Ekonomik alanda faaliyet gösteren iş ve işveren sendikaları, meslek kuruluşları, ticarî kuruluşlar, değişik alandaki odalar ekonomik alanda sivil toplum kuruluşları olarak karşımıza çıkmaktadır. Siyasal alanda gelişmiş olan sivil toplum örgütleri ise başta siyasal partiler olmak üzere değişik düşünce ve fikir kulüplerini, siyasal ve sosyal hareketleri, siyasal amaçlı organize olan derneklerini kapsamaktadır. Kültürel faaliyetlerle ilgili kurum ve kuruluşlar başta olmak üzere; eğitim, sanat, edebiyat ve sportif alanlarda gelişen örgütler, bu alanda hizmet vermekte olan kuruluşlar ise kültürel sivil toplum kuruluşları olarak düşünülebilir. Konu dini örgütler bağlamında ele alındığında ise günümüzde gerek Amerika’da gerekse genel olarak Avrupa’da sivil toplumun en önemli sacayaklarını dinî gruplar, cemaatler ve cemiyetlerin oluşturduğu ifade edilebilir.

Türkiye’de toplumun hızla demokratikleşmesi, sivilleşmesi ve katılımcılığın benimsenmesi için sivil toplum kuruluşlarına önemli görevler düşmektedir. Bu nedenle sivil toplum kuruluşlarının kurumsal kapasitelerinin artırılması büyük önem taşımaktadır. Bu çalışmada sivil toplumun anlamı, demokratik toplumlardaki işlevleri, dünyadaki gelişme seyri ve Türkiye’deki gelişimiyle ilgili genel bir çerçeve çizilmeye çalışılmıştır. Sivil toplumun hangi aşamalardan geçerek günümüze kadar geldiği, Türkiye’de nasıl bir sivil toplum profilinin bulunduğu, temel sorunlarının neler olduğu araştırmanın odaklandığı konulardır.
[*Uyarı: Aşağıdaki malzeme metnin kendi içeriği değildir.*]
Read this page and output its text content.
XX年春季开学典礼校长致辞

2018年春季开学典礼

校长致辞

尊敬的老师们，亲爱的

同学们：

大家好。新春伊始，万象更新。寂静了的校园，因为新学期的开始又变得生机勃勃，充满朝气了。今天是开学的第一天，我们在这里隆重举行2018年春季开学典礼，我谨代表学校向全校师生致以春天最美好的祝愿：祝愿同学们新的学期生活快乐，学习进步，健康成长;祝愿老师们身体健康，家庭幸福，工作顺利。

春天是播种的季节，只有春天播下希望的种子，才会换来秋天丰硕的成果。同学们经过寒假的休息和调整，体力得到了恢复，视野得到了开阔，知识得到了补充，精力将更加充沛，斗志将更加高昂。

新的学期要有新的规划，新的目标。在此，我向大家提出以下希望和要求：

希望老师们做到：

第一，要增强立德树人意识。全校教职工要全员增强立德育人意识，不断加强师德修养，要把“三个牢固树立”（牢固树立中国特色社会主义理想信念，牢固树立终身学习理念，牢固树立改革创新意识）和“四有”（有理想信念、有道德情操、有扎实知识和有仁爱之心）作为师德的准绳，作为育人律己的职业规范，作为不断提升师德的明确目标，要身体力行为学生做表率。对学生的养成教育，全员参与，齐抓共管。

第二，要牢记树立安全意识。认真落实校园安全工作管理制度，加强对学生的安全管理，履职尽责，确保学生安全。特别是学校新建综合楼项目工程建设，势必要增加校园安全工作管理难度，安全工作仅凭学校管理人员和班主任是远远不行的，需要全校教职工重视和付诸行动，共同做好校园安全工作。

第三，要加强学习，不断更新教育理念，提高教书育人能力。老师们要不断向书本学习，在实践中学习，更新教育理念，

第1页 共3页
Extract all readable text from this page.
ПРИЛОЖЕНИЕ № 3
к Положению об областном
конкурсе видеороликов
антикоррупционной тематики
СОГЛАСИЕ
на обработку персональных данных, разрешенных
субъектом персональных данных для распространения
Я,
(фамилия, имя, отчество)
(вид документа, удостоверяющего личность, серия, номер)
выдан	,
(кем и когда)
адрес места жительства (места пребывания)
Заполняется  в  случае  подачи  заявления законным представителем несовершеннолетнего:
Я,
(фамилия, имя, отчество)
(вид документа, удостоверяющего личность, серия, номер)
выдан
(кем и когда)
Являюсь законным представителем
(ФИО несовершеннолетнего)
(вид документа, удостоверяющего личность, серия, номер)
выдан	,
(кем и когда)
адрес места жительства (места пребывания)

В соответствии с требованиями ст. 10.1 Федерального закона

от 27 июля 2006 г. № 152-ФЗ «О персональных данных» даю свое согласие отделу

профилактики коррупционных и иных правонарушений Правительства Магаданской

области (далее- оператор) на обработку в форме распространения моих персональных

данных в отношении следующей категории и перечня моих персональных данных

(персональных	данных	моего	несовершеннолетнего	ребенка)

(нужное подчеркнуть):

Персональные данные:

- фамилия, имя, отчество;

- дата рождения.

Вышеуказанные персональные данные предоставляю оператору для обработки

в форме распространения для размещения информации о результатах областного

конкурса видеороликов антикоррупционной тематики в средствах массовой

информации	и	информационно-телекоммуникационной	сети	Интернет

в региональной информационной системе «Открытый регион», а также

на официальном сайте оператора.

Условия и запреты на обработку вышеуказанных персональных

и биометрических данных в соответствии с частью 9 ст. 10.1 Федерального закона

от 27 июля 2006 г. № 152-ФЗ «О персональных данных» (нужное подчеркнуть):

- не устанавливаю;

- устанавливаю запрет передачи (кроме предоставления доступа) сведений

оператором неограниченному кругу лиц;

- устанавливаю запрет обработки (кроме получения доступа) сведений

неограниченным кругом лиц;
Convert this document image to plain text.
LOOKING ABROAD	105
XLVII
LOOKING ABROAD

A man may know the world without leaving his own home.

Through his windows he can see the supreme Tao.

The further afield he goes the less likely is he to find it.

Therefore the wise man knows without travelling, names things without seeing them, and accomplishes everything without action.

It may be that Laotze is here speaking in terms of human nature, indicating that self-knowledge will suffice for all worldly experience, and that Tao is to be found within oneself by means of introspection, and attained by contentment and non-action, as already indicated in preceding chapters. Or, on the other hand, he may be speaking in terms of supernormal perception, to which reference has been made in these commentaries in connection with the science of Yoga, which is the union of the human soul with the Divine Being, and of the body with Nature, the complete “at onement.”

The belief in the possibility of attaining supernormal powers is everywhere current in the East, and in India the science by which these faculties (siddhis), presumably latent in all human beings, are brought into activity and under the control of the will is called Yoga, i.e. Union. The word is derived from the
Bu araştırmanın yürütücüsünün çok sayıda STK’nın farklı kademelerinde aktif roller üstlenilmiş olması STK’ların yaşadığı sorunları bizzat gözleme imkânını vermiş, bunun yanında gerçekleştirilen literatür taraması ile araştırma şekillendirilmiştir. Başka bir ifade ile araştırma gözlem ve Türkiye’deki STK’ları araştıran kitap ve makaleleri içeren literatür tarama yöntemi ile gerçekleştirilmiştir. Bu çalışmayı diğer araştırmalardan farklı kılan yönler ise Türkiye’deki STK’ların sorunlarını ve yönetimsel eksikliklerini içerden bir bakış açısı ile ele alması ve bu eksikliklerin giderilmesi hususlarında dikkat edilmesi gerekenleri ortaya koymasıdır.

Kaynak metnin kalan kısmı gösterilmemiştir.